The report attacks the notion that this is a function of women being relatively less ambitious, noting that women ask for promotions as often as men do. As McKinsey senior partner Lareina Yee told CBS News in a report on the survey, “We don’t face a constraint on ambition—we face a constraint on opportunity.”
To address this gap, organizations need a data-driven plan. The LeanIn.org report recommends that organizations conduct a thorough accounting of who is recommended for and receives promotions, a process that “enables employers to identify and address the obstacles faced by women of color, and…identify otherwise invisible gaps and refine their promotions processes.” Aggregate data isn’t enough in this case, I’d add: Many organizations (including associations) have departments with reputations as “boys’ clubs” (i.e., IT) and ones that have higher percentages of women or people of color with limited opportunities for advancement (i.e., customer service). Improvement in overall percentages may not mean you’ve addressed more systemic biases.
In addition, organizations need to make concerted efforts to “de-bias” performance reviews. Middle managers have been saddled with plenty of duties since the pandemic, and have a more complex role now. But the fact that they are more empowered with lower-level employees means there’s an opportunity for them to become change agents in the makeup of an organization. That only works, though, if they’re trained up on expectations; as the report says, consider “seasonal [anti-bias] refreshers” on the subject. A one-hour webinar won’t quite cut it.
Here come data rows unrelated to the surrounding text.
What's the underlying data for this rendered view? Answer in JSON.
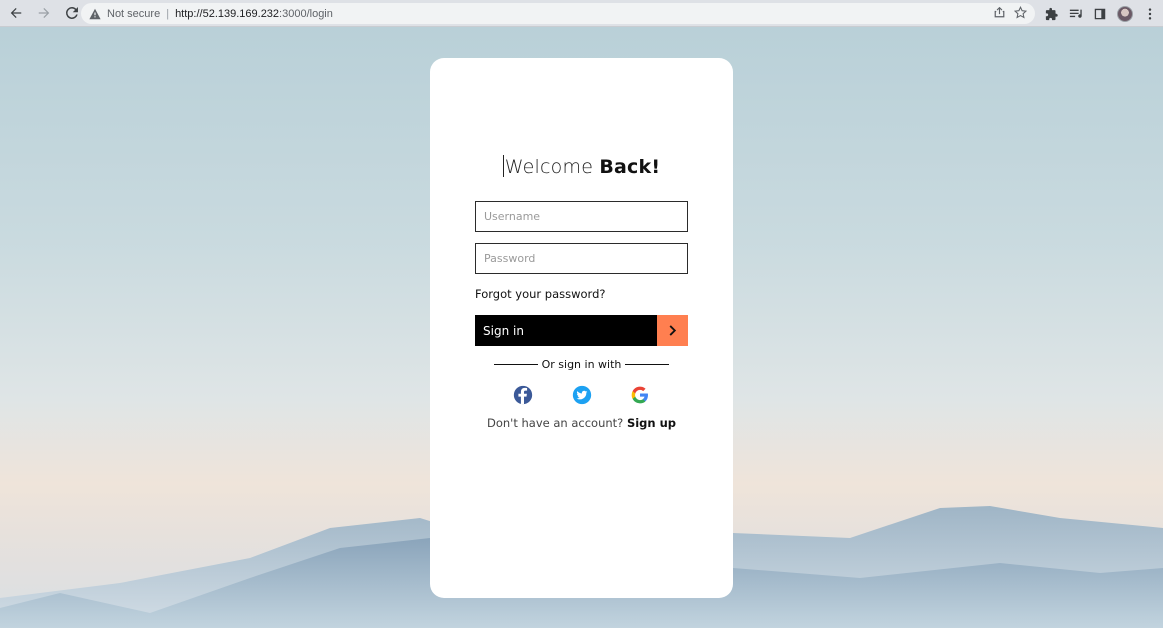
{
  "browser": {
    "security_label": "Not secure",
    "url_host": "http://52.139.169.232",
    "url_path": ":3000/login"
  },
  "login": {
    "heading_light": "Welcome ",
    "heading_bold": "Back!",
    "username_placeholder": "Username",
    "password_placeholder": "Password",
    "forgot_label": "Forgot your password?",
    "signin_label": "Sign in",
    "divider_label": "Or sign in with",
    "no_account_text": "Don't have an account?",
    "signup_label": "Sign up"
  },
  "socials": [
    {
      "name": "facebook",
      "color": "#3b5998"
    },
    {
      "name": "twitter",
      "color": "#1da1f2"
    },
    {
      "name": "google",
      "color": "#4285f4"
    }
  ],
  "colors": {
    "accent": "#ff7f50",
    "button": "#000000",
    "card": "#ffffff"
  }
}
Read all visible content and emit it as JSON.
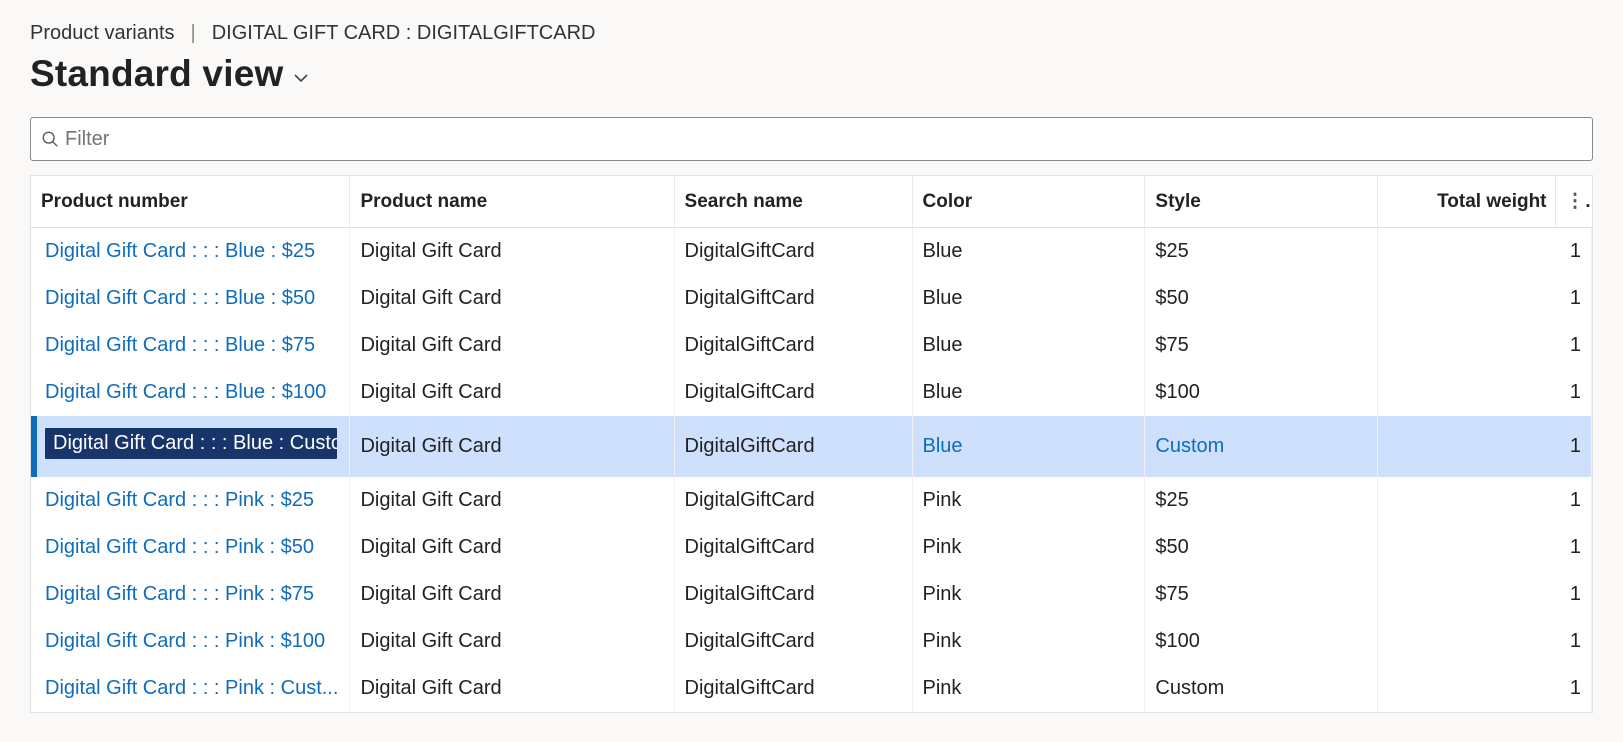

If you need some motivation on this front, consider another point: Employees notice when you’re not doing it. The report notes a wide gap between what employers say they’re doing in terms of equitable promotion, and what employees see. (For instance, 83 percent of employers say they have “clear and consistent criteria for evaluating performance”; only 43 percent of employees agree.) For your organization to attract and promote the best people in an equitable environment, clear eyes and determined effort are essential.